From Table 1, the following (1) to (5) became clear.
(1) From the examples and comparative examples, it can be seen that the present invention is excellent in productivity, thermal conductivity, mechanical properties, and combustibility.
(2) Further, it can be seen from the comparison between Example 5 and Comparative Examples 2 and 3 that magnesium silicate alone is poor in productivity, and that productivity is good when used in combination with boron nitride.
(3) It can be seen that when the iron content in the resin composition is within a specific range, not only thermal conductivity, mechanical properties and combustibility but also laser printability is good.
(4) From the comparison of Examples 4 to 7, it can be seen that when the copolymer polyester resin is used, the productivity and the Charpy impact strength are excellent.
(5) From the comparison between Examples 2 and 4, it can be seen that when the modified cross-section GF is blended, the thermal conductivity is superior to when the round section GF is blended.

Claims (9)

A polyalkylene terephthalate-based resin composition comprising the following components (A) to (C) and having an iron content of 0.109 to 0.25% by mass in terms of iron atom.
(A) 100 parts by mass of polyalkylene terephthalate resin (B) 10 to 120 parts by mass of boron nitride or a mixture of boron nitride and magnesium silicate (C) 20 to 100 parts by mass of glass fiber   The polyalkylene terephthalate resin composition according to claim 1, wherein the magnesium silicate salt in the component (B) is talc.   The polyalkylene terephthalate resin composition according to claim 2, wherein the magnesium silicate salt in the component (B) is talc having a bulk specific gravity of 0.4 or more. The component (B), a polyalkylene terephthalate resin composition according to any one of claims 1 to 3, characterized in that a mixture of nitrided boron and magnesium silicate salt.   5. The composition according to claim 1, further comprising (D) 3 to 40 parts by mass of a brominated flame retardant and (E) 1 to 20 parts by mass of an antimony compound with respect to 100 parts by mass of the component (A).
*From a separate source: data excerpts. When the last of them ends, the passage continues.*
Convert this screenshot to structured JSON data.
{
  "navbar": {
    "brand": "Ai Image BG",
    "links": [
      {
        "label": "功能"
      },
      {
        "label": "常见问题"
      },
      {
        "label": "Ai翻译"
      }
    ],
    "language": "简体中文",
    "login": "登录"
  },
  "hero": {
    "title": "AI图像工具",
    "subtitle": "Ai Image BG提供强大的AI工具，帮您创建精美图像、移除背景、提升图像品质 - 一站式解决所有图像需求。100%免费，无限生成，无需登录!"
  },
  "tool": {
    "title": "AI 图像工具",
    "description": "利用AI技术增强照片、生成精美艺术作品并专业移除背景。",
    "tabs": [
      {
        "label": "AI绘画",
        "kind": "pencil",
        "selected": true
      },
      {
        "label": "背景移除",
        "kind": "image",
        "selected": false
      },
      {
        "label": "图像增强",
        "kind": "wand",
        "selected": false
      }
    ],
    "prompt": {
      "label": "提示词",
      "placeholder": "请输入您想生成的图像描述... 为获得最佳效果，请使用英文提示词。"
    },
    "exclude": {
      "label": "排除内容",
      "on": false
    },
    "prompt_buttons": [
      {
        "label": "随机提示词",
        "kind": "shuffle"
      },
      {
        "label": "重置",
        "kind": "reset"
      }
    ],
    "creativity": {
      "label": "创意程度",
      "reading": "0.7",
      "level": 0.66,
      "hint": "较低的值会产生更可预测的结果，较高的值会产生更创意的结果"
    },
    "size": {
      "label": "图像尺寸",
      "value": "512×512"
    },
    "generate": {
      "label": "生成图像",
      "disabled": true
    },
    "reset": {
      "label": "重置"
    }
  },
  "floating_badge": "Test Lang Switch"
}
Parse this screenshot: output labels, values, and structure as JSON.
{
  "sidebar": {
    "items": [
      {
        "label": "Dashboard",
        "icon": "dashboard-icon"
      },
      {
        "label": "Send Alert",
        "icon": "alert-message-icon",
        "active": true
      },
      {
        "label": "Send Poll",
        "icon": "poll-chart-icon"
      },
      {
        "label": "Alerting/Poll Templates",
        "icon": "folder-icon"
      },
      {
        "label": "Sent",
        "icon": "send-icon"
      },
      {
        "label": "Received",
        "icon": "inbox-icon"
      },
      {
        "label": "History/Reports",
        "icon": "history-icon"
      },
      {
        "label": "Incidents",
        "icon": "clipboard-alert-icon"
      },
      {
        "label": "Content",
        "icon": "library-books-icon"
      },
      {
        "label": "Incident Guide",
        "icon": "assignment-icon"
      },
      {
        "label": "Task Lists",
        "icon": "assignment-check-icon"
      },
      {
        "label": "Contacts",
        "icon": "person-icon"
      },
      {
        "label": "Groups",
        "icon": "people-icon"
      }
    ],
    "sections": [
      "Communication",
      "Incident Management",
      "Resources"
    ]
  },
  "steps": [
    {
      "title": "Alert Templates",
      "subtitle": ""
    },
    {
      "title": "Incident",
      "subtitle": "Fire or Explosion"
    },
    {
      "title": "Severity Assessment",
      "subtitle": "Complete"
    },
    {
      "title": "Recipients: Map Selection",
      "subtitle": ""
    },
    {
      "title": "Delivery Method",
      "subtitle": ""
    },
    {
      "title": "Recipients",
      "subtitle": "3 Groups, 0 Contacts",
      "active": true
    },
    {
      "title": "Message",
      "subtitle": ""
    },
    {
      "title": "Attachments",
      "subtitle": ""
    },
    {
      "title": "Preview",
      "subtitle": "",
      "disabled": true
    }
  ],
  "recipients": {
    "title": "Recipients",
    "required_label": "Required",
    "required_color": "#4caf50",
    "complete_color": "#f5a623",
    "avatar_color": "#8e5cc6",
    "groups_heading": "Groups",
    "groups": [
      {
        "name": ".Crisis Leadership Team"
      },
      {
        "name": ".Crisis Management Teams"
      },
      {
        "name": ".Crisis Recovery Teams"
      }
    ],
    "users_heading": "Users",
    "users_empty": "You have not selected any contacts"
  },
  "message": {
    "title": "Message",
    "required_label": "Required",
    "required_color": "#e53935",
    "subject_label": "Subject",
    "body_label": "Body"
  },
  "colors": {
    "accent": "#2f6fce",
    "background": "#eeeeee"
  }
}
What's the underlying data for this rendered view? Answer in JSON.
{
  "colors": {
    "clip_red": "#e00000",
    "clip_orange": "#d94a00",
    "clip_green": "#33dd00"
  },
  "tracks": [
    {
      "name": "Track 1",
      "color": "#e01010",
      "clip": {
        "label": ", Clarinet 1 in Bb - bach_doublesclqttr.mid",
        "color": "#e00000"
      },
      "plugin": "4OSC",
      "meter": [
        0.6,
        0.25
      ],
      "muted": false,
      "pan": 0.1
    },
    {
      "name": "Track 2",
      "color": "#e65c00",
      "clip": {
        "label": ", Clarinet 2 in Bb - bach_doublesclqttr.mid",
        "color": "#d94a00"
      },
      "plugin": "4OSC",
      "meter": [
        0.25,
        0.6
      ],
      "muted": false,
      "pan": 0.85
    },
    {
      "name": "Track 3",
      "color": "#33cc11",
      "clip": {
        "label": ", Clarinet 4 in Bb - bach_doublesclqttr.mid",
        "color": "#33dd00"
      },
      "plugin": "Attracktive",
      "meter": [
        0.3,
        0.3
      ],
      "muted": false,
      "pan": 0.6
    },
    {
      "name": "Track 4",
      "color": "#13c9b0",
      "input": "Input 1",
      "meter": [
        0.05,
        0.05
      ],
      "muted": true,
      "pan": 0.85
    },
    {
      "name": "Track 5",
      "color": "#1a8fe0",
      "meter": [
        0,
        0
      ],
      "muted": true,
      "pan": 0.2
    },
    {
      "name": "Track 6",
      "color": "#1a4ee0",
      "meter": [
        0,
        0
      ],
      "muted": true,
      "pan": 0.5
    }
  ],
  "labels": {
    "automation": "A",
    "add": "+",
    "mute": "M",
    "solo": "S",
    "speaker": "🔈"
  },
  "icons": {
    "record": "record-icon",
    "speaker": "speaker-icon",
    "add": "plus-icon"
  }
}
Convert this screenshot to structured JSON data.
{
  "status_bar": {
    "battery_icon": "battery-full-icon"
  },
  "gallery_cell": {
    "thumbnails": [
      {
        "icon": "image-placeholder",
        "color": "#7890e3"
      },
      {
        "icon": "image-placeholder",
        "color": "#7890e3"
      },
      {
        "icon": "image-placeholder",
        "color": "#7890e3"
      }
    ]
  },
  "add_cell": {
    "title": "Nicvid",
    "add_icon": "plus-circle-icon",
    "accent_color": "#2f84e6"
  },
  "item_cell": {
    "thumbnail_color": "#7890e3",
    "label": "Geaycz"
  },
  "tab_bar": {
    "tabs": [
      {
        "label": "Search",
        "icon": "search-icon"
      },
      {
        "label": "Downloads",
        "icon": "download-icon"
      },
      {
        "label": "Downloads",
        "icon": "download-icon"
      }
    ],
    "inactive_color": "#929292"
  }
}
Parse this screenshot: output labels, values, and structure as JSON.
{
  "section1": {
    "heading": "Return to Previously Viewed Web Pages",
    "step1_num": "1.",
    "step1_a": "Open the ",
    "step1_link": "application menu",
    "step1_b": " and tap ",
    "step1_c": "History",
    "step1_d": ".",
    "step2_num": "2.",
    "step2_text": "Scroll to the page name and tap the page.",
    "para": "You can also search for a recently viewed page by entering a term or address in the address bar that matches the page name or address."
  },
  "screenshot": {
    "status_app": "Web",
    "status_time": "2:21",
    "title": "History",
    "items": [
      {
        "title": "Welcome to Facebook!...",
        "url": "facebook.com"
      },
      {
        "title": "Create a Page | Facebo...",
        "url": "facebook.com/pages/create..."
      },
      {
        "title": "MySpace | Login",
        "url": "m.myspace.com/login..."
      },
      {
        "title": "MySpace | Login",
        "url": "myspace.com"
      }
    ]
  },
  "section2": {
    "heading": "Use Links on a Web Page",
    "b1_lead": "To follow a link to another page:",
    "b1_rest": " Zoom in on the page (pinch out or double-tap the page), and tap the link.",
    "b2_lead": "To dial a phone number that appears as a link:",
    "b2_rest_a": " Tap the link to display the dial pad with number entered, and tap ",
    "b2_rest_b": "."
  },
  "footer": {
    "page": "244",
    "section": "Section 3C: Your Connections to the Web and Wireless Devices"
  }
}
The polyalkylene terephthalate resin composition according to any one of the above.   The polyalkylene terephthalate resin composition according to any one of claims 1 to 5, wherein the component (A) contains 10 to 50 parts by mass of a copolymerized polybutylene terephthalate.   The component (A) is such that 70 mol% or more of each of the carboxylic acid component and the alcohol component is derived from terephthalic acid and 1,4-butanediol, and polytetramethylene ether glycol, dimer acid and isophthalic acid are used as copolymerization components. The polyalkylene terephthalate resin composition according to any one of claims 1 to 6, comprising a component derived from any of acids.   When the major axis of the cross section perpendicular to the fiber length direction is D2 and the minor axis is D1, the flatness indicated by the major axis / minor axis ratio (D2 / D1) is 1.5 to 10 The polyalkylene terephthalate resin composition according to any one of claims 1 to 7, wherein   The resin molding formed by injection-molding the polyalkylene terephthalate-type resin composition in any one of Claims 1 thru | or 8.